量子力学に現れる特殊な力。核子(陽子と中性子の総称)と核子の間に働く核力は,単に引き合ったり,あるいは退け合うだけでなく,両者のスピンやアイソスピン(荷電状態)を取り替えるという作用も含む。このようなスピンやアイソスピンなどの交換効果を伴う力を交換力という。例えば陽子と中性子が衝突するとき,進路が曲げられるだけでなく,陽子が中性子に変わり,中性子が陽子となって散乱されることがある。これは荷電交換型の力が働いたためである。

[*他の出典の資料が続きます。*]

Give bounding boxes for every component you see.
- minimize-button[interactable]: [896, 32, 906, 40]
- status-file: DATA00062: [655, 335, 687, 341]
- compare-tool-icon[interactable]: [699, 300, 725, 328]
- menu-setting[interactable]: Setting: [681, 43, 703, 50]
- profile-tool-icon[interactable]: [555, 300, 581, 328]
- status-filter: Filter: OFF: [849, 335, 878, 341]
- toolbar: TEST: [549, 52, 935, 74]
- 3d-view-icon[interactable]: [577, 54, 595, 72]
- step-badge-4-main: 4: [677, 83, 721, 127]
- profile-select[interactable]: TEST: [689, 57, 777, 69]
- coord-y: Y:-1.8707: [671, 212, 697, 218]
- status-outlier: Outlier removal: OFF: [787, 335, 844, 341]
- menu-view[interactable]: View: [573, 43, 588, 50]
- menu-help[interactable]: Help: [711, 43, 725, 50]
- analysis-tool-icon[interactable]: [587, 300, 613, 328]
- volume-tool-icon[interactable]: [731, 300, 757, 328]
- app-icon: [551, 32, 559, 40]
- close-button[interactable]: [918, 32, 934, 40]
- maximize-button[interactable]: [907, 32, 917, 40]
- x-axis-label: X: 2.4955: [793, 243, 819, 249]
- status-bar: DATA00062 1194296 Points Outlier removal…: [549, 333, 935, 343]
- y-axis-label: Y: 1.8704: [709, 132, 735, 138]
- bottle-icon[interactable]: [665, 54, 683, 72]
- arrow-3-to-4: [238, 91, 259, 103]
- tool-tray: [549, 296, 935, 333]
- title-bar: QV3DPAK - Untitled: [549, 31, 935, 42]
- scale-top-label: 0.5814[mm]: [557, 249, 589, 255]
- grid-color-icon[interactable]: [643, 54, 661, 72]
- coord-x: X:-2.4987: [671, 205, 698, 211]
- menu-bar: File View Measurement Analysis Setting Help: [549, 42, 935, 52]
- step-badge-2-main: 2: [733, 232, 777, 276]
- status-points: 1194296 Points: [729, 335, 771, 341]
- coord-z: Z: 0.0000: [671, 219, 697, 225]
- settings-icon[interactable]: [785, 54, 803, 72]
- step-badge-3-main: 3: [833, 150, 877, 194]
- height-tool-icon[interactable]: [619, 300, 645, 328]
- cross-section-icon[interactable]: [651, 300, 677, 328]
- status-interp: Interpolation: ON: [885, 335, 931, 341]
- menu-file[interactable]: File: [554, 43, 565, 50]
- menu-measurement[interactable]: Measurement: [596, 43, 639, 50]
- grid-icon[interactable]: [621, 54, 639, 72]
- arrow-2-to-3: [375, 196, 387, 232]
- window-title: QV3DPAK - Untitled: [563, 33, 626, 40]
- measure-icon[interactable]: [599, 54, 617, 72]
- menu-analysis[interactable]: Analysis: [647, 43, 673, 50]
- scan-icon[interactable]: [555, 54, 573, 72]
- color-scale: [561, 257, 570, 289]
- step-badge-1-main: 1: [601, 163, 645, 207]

交換の型によって核力を分類すると,(1)何も交換しないもの,(2)アイソスピンのみを交換するもの,(3)スピンのみを交換するもの,(4)スピンとアイソスピンの両方を交換するものの4種となり,それぞれウィグナー力,ハイゼンベルク力,バートレット力,マジョラナ力と呼ばれる。交換力が働くときは,2個の核子が組になって,いわばボンド(接着剤)で結ばれていると考えることができる。非交換型のウィグナー力がなく,スピン,アイソスピン交換の力のみがあるときは,4個の核子が組になってボンドで結ばれ,それ以上の核子とは結ばれない。このことは4核子系であるα粒子が強く結合していることと合致する。原子核内の核子1個当りの結合エネルギーは,2核子系(重陽子),3核子系(3重水素核),4核子系(α粒子)といくに従って急激に増加し,それ以後は一定値になるという飽和性を示すが,これも交換力によるボンドで理解できる。これらの事実が交換力を導入する根拠となった。

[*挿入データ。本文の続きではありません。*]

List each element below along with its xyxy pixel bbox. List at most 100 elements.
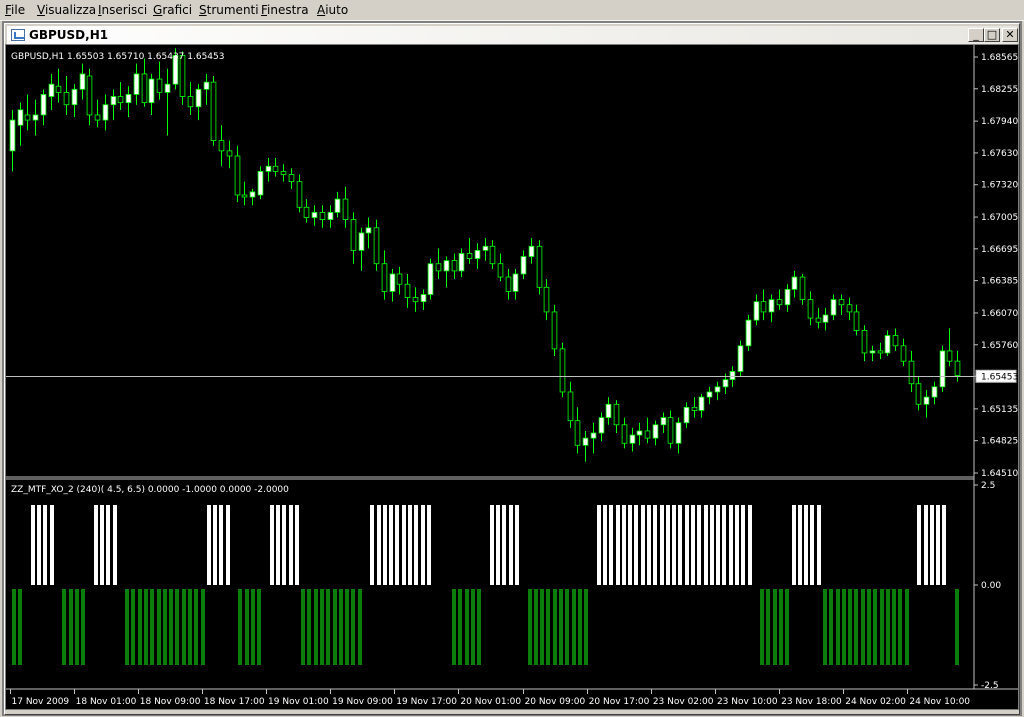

交換力は核子の間で粒子が交換されることによって生ずると考えられる。核力はπ中間子の交換によって生ずるものである。荷電π中間子が交換されるときは,陽子から中性子へ,またはその逆の転化が起こり,アイソスピン交換のハイゼンベルク力となる。またπ中間子が角運動量を運ぶときはスピン交換の力となる。核子はフェルミ統計に従うので,核子2個の状態は核子の位置,スピン,アイソスピンのすべてを交換したとき反対称である。したがってスピンの交換とアイソスピンの交換とを行うことは2核子の位置を交換することと同等である。マジョラナ型の力のもともとの定義は2核子の位置を交換する力であり,ハイゼンベルク力は位置とスピンの交換力である。このように交換力は核力の重要な部分となっているが,化学結合の量子力学的理論でも交換力が重要な役割を果たしている。
→化学結合 →核力
執筆者:宮沢 弘成
出典 株式会社平凡社「改訂新版 世界大百科事典」改訂新版 世界大百科事典について 情報
原子・分子、原子核、素粒子などの微視的世界において、相互作用をしている2粒子間で荷電、スピン、位置の交換をもたらす力。相互作用している粒子の状態によって変わる力で、古典理論では現れない量子論に特有の力である。たとえば、陽子と中性子の間に荷電π(パイ)中間子π+とπ-が交換されて生ずる核力では、陽子pと中性子nの間で荷電の交換がおこる。核子(pとnの総称)間にπ中間子が交換されると、π中間子は角運動量を運ぶので、核子のスピン(固有角運動量)の向きを変化させうる。生じる核力ポテンシャルは、2核子間の相対距離の関数に、荷電やスピンの交換を与える演算子を乗じた形となる。これはまた、位置交換の演算子を含む形でも表すことができる。素粒子間の相互作用で、荷電やスピンのような粒子固有の量子状態の変化をもたらすものは、広い意味で交換力ともいえる。原子や分子の間の力については、構成粒子間の力は相対距離のみによるクーロン力であるが、電子はパウリの原理(パウリの排他律ともいう。一つの量子状態には1個の電子しか入れないという性質で、電子系の全波動関数は電子の入れ替えに対して反対称でなければならない)に従うので、原子間に働く力は電子系の状態によって変化する。たとえば、水素分子では、二つの電子の合成スピンが0(一重状態)なら引力的だが、1(三重状態)では斥力的となる。このような力は、スピン交換演算子を用いて記述できる交換力である。